The main problem for NATO is that the current strategy, while effective in destroying Libyan government installations and convincing some top officials to switch sides, is not having a similar effect on Qaddafi’s hard-core elite. An arms embargo on Libya, the freeze of Libyan government assets, and economic sanctions are putting a dent on Qaddafi’s checkbook, yet not nearly fast enough to solicit universal domestic support for the mission.

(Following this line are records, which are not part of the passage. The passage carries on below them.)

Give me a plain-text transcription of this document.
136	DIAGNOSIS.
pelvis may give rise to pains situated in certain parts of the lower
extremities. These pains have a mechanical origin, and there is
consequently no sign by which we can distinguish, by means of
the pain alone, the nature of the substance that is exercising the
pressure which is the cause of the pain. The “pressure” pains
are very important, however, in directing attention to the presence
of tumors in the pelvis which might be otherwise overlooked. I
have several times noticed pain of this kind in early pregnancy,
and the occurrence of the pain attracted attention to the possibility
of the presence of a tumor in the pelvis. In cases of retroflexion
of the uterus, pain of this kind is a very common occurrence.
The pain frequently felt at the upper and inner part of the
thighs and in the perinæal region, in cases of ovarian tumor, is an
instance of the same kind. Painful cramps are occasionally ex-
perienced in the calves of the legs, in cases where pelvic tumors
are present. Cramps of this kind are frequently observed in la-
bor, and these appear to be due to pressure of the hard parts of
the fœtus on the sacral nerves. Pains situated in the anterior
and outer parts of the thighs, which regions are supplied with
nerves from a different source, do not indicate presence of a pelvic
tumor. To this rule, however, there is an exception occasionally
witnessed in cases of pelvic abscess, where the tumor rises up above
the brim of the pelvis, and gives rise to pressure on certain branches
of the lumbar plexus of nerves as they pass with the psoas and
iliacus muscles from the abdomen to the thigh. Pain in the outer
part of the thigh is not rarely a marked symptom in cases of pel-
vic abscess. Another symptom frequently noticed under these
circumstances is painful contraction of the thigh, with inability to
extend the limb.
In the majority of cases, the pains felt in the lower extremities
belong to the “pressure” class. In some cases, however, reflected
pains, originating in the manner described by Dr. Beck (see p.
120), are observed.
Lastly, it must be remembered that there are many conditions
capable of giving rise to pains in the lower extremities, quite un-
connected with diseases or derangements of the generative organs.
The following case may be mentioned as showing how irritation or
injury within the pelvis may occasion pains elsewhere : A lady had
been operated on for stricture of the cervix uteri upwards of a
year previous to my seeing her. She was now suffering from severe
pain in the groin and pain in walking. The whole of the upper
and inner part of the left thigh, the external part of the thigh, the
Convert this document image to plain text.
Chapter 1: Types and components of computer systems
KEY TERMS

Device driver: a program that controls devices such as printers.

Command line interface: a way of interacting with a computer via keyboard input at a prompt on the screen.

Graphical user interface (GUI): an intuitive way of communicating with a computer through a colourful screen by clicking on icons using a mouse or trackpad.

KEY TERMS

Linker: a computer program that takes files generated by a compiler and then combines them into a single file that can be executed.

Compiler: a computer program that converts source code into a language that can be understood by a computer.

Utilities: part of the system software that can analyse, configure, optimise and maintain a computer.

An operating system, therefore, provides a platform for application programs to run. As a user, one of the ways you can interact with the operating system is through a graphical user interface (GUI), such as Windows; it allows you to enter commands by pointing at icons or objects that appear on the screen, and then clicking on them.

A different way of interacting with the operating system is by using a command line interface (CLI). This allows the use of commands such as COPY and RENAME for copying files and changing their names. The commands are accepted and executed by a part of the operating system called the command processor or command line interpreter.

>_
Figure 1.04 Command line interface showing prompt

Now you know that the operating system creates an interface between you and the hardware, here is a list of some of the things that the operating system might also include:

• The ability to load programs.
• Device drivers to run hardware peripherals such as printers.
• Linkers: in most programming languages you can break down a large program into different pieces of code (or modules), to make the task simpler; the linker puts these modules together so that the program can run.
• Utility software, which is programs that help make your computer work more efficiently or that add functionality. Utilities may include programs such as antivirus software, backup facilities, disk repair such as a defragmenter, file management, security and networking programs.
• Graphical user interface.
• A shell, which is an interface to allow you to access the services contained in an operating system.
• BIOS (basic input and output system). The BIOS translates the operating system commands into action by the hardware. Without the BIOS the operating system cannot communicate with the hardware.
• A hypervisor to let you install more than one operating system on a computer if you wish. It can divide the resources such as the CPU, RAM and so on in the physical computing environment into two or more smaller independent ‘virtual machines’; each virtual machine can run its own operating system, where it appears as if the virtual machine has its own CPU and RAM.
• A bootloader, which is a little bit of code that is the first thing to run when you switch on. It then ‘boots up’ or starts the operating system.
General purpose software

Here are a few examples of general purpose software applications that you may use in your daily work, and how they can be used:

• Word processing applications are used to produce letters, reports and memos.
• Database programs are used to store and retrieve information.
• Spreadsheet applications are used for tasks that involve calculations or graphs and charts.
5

Meanwhile, President Obama is having trouble with the mission back home, with the United States Senate getting impatient with the administration’s refusal to solicit congressional approval for the air war. Lawmakers remain in the dark on how long it will take before the operation is successful, and how much money will be needed in order to maintain the current pace of the bombardment. Just this past week, the United States House of Representatives approved a non-binding resolution, by a vote of 268 to 145, expressing criticism of the Obama administration’s presumed avoidance of the War Powers Act. The fact that the resolution was endorsed by congressmen on all sides, from anti-war Democrats to hard-right Republicans, is an illustration of how serious the US Congress views the issue. Indeed, the American public appears to agree with Congress’s interpretation: a CNN poll finds that 55 percent of Americans believe that Congress, rather than the president, should have final authority to expand the Libyan conflict. Considering that the President of the United States is the Commander-in-Chief, this poll should serve as a dire warning to the Obama administration that they are either failing to communicate their position to the American people or are losing the public’s confidence.

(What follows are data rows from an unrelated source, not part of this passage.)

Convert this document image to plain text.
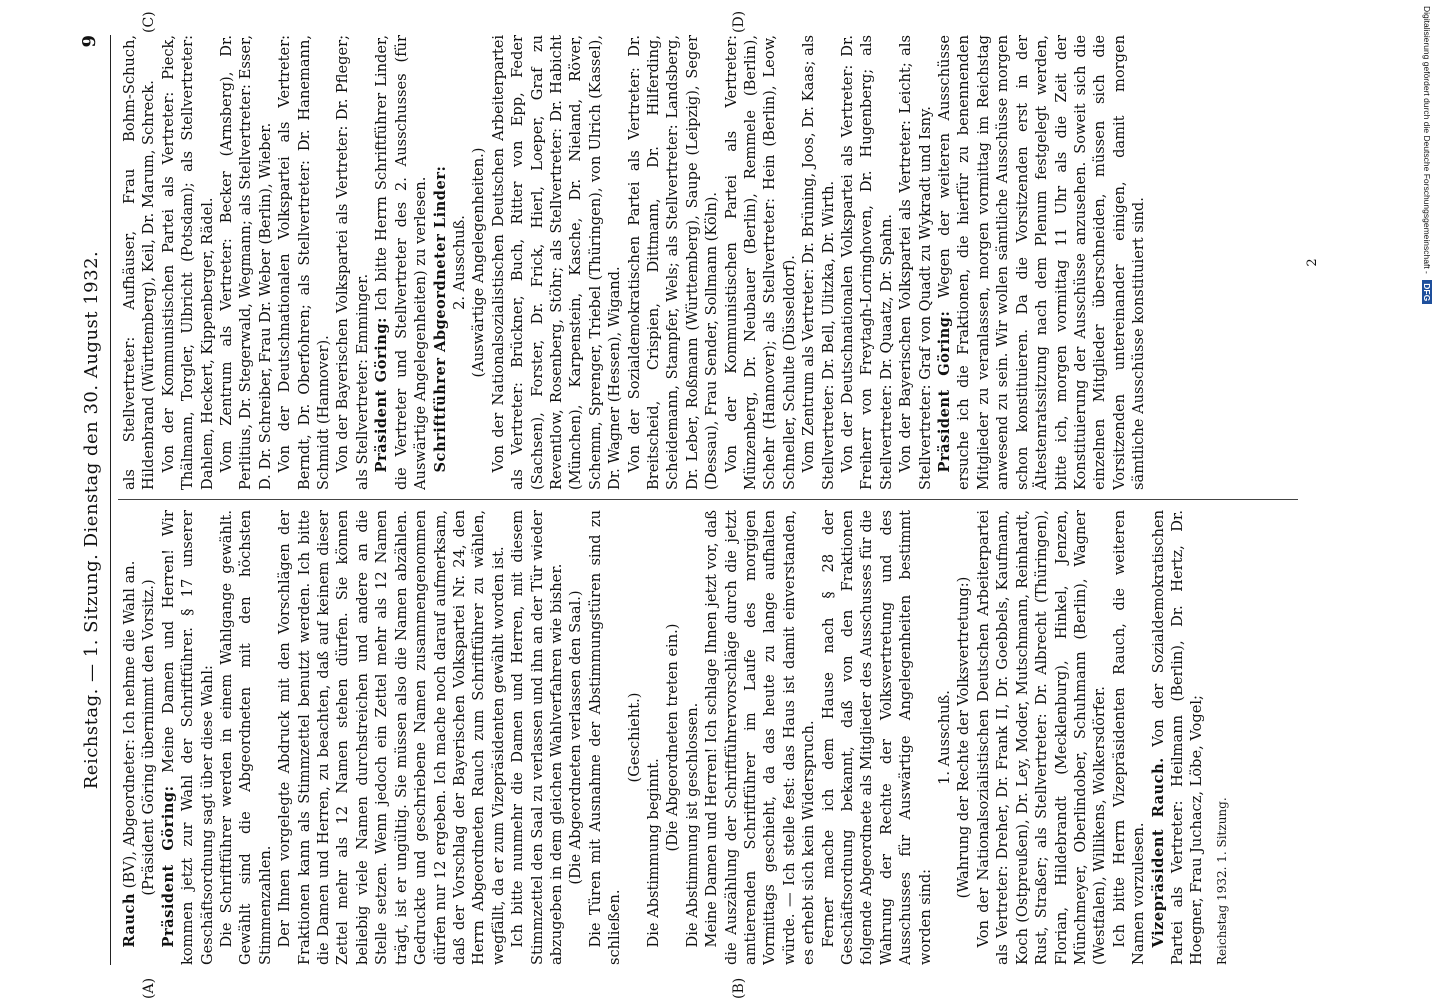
Reichstag. — 1. Sitzung. Dienstag den 30. August 1932.
9
(A)	(B)
(C)	(D)

Rauch (BV), Abgeordneter: Ich nehme die Wahl an. (Präsident Göring übernimmt den Vorsitz.) Präsident Göring: Meine Damen und Herren! Wir kommen jetzt zur Wahl der Schriftführer. § 17 unserer Geschäftsordnung sagt über diese Wahl: Die Schriftführer werden in einem Wahlgange gewählt. Gewählt sind die Abgeordneten mit den höchsten Stimmenzahlen. Der Ihnen vorgelegte Abdruck mit den Vorschlägen der Fraktionen kann als Stimmzettel benutzt werden. Ich bitte die Damen und Herren, zu beachten, daß auf keinem dieser Zettel mehr als 12 Namen stehen dürfen. Sie können beliebig viele Namen durchstreichen und andere an die Stelle setzen. Wenn jedoch ein Zettel mehr als 12 Namen trägt, ist er ungültig. Sie müssen also die Namen abzählen. Gedruckte und geschriebene Namen zusammengenommen dürfen nur 12 ergeben. Ich mache noch darauf aufmerksam, daß der Vorschlag der Bayerischen Volkspartei Nr. 24, den Herrn Abgeordneten Rauch zum Schriftführer zu wählen, wegfällt, da er zum Vizepräsidenten gewählt worden ist. Ich bitte nunmehr die Damen und Herren, mit diesem Stimmzettel den Saal zu verlassen und ihn an der Tür wieder abzugeben in dem gleichen Wahlverfahren wie bisher. (Die Abgeordneten verlassen den Saal.) Die Türen mit Ausnahme der Abstimmungstüren sind zu schließen.

(Geschieht.)

Die Abstimmung beginnt.

(Die Abgeordneten treten ein.) Die Abstimmung ist geschlossen. Meine Damen und Herren! Ich schlage Ihnen jetzt vor, daß die Auszählung der Schriftführervorschläge durch die jetzt amtierenden Schriftführer im Laufe des morgigen Vormittags geschieht, da das heute zu lange aufhalten würde. — Ich stelle fest: das Haus ist damit einverstanden, es erhebt sich kein Widerspruch. Ferner mache ich dem Hause nach § 28 der Geschäftsordnung bekannt, daß von den Fraktionen folgende Abgeordnete als Mitglieder des Ausschusses für die Wahrung der Rechte der Volksvertretung und des Ausschusses für Auswärtige Angelegenheiten bestimmt worden sind:

1. Ausschuß. (Wahrung der Rechte der Volksvertretung:) Von der Nationalsozialistischen Deutschen Arbeiterpartei als Vertreter: Dreher, Dr. Frank II, Dr. Goebbels, Kaufmann, Koch (Ostpreußen), Dr. Ley, Moder, Mutschmann, Reinhardt, Rust, Straßer; als Stellvertreter: Dr. Albrecht (Thüringen), Florian, Hildebrandt (Mecklenburg), Hinkel, Jenzen, Münchmeyer, Oberlindober, Schuhmann (Berlin), Wagner (Westfalen), Willikens, Wolkersdörfer. Ich bitte Herrn Vizepräsidenten Rauch, die weiteren Namen vorzulesen. Vizepräsident Rauch. Von der Sozialdemokratischen Partei als Vertreter: Heilmann (Berlin), Dr. Hertz, Dr. Hoegner, Frau Juchacz, Löbe, Vogel; Reichstag 1932. 1. Sitzung.

als Stellvertreter: Aufhäuser, Frau Bohm-Schuch, Hildenbrand (Württemberg), Keil, Dr. Marum, Schreck. Von der Kommunistischen Partei als Vertreter: Pieck, Thälmann, Torgler, Ulbricht (Potsdam); als Stellvertreter: Dahlem, Heckert, Kippenberger, Rädel. Vom Zentrum als Vertreter: Becker (Arnsberg), Dr. Perlitius, Dr. Stegerwald, Wegmann; als Stellvertreter: Esser, D. Dr. Schreiber, Frau Dr. Weber (Berlin), Wieber. Von der Deutschnationalen Volkspartei als Vertreter: Berndt, Dr. Oberfohren; als Stellvertreter: Dr. Hanemann, Schmidt (Hannover). Von der Bayerischen Volkspartei als Vertreter: Dr. Pfleger; als Stellvertreter: Emminger. Präsident Göring: Ich bitte Herrn Schriftführer Linder, die Vertreter und Stellvertreter des 2. Ausschusses (für Auswärtige Angelegenheiten) zu verlesen. Schriftführer Abgeordneter Linder: 2. Ausschuß. (Auswärtige Angelegenheiten.) Von der Nationalsozialistischen Deutschen Arbeiterpartei als Vertreter: Brückner, Buch, Ritter von Epp, Feder (Sachsen), Forster, Dr. Frick, Hierl, Loeper, Graf zu Reventlow, Rosenberg, Stöhr; als Stellvertreter: Dr. Habicht (München), Karpenstein, Kasche, Dr. Nieland, Röver, Schemm, Sprenger, Triebel (Thüringen), von Ulrich (Kassel), Dr. Wagner (Hessen), Wigand. Von der Sozialdemokratischen Partei als Vertreter: Dr. Breitscheid, Crispien, Dittmann, Dr. Hilferding, Scheidemann, Stampfer, Wels; als Stellvertreter: Landsberg, Dr. Leber, Roßmann (Württemberg), Saupe (Leipzig), Seger (Dessau), Frau Sender, Sollmann (Köln). Von der Kommunistischen Partei als Vertreter: Münzenberg, Dr. Neubauer (Berlin), Remmele (Berlin), Schehr (Hannover); als Stellvertreter: Hein (Berlin), Leow, Schneller, Schulte (Düsseldorf). Vom Zentrum als Vertreter: Dr. Brüning, Joos, Dr. Kaas; als Stellvertreter: Dr. Bell, Ulitzka, Dr. Wirth. Von der Deutschnationalen Volkspartei als Vertreter: Dr. Freiherr von Freytagh-Loringhoven, Dr. Hugenberg; als Stellvertreter: Dr. Quaatz, Dr. Spahn. Von der Bayerischen Volkspartei als Vertreter: Leicht; als Stellvertreter: Graf von Quadt zu Wykradt und Isny. Präsident Göring: Wegen der weiteren Ausschüsse ersuche ich die Fraktionen, die hierfür zu benennenden Mitglieder zu veranlassen, morgen vormittag im Reichstag anwesend zu sein. Wir wollen sämtliche Ausschüsse morgen schon konstituieren. Da die Vorsitzenden erst in der Ältestenratssitzung nach dem Plenum festgelegt werden, bitte ich, morgen vormittag 11 Uhr als die Zeit der Konstituierung der Ausschüsse anzusehen. Soweit sich die einzelnen Mitglieder überschneiden, müssen sich die Vorsitzenden untereinander einigen, damit morgen sämtliche Ausschüsse konstituiert sind.	2	Digitalisierung gefördert durch die Deutsche Forschungsgemeinschaft - DFG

Muammar al-Qaddafi may be a dictator who has lost his credibility among his own citizens, isolated from the international community, his compound destroyed, with NATO bombers flying overhead. But his enemies in NATO are also weighed down with a significant amount of pressure. If the stalemate on the ground continues, it may be NATO instead of Qaddafi that has to explain themselves the most.
NATO needs to change the balance of power in Libya, and fast. All Qaddafi and his relatives need to do is prolong the fighting and wait for public opinion in the west to sour.